The network of blood vessels in the central nervous system is critically important for nutrient delivery and waste removal in higher organisms. A special set of properties distinguishes blood vessels in the central nervous system from those in other organs, because these vessels must provide an extra layer of protection and responsiveness to the real-time demands of neurons. Much is known about way the normal physiology of neurons induces changes in local blood vessels to re-direct nutrient flow and relieve the buildup of waste products. However, there are many potential interactions between neurons and blood vessels about which we know very little. Whether vessels respond to different types of neuronal dysfunction, and if neural activity plays an important role in development of the vascular network are two such unexplored questions. This dissertation is comprised of several projects which all address the underlying mechanisms, consequences, and applications of, neural-vascular interactions in retinal development and disease.

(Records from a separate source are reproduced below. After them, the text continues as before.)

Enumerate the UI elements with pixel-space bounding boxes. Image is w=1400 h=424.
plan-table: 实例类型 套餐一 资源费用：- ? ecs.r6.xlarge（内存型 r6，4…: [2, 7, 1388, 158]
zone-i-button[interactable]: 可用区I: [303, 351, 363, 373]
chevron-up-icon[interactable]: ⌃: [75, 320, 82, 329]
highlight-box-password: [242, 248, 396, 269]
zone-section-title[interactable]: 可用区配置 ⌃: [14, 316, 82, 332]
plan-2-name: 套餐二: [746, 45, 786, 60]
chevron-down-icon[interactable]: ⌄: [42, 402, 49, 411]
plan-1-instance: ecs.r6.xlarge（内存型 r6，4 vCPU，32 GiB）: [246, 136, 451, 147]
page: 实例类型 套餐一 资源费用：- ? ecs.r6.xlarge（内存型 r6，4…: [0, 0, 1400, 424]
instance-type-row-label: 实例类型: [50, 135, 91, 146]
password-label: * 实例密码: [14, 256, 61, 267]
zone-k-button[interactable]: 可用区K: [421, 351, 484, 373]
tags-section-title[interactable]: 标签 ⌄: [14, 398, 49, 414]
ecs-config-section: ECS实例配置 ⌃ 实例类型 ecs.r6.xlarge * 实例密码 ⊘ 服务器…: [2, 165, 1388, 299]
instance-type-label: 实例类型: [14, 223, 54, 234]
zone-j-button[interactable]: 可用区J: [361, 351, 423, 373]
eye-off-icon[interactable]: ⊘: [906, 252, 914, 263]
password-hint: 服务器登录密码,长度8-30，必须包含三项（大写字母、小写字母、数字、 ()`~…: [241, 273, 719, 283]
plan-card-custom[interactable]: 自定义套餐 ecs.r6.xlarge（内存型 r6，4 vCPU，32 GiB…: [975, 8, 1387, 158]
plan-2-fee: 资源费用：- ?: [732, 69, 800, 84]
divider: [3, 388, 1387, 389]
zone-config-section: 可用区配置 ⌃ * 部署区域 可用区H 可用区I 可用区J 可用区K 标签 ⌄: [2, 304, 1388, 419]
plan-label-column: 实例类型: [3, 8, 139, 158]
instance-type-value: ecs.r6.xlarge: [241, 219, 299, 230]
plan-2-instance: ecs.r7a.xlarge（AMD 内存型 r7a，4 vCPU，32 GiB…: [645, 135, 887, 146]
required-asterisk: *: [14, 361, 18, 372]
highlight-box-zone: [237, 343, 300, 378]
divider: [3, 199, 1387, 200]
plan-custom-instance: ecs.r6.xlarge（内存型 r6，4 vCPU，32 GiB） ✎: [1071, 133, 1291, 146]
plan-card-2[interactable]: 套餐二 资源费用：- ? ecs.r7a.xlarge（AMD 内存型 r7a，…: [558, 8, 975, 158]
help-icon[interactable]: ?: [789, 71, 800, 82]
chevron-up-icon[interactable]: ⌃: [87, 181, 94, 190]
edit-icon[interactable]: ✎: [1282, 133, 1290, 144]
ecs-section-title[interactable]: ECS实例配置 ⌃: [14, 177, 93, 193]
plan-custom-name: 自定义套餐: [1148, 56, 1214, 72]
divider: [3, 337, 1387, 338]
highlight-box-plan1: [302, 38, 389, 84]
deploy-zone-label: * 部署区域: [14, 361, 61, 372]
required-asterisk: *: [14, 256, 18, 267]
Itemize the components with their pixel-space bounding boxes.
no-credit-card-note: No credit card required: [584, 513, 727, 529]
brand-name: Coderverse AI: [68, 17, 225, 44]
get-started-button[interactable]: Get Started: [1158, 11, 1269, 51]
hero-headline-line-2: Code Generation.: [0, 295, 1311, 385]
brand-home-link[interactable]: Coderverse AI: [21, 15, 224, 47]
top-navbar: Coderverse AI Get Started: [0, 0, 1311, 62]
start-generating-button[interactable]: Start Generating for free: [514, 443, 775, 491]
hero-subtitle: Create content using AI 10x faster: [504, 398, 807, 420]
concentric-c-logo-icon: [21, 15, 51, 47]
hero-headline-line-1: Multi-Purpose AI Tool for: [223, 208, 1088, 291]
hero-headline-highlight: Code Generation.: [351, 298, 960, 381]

The aim of the first study (Chapter 2) was to determine whether early spontaneous neural activity is the postnatal mouse retina is related to contemporaneous angiogenesis. We found that activity of the cholinergic retinal circuitry was necessary to establish proper layer-specific vascular development and to turn on blood-retinal barrier properties, and elucidated the signaling pathways involved in this process.

The aim of the second study (Chapter 3) was to determine whether specific injury to neurons in the retina would alter transcription in endothelial and microglial cells. We found a number of transcriptomic changes in these cells that may represent RNA originating from non-microvascular cells.

These studies describe new findings concerning the basis for intercellular communication between neurons and blood vessels in the retina, both during development and disease. A better understanding of neurovascular interactions may promote novel therapeutic strategies and biomarker discovery for blinding diseases of development and aging.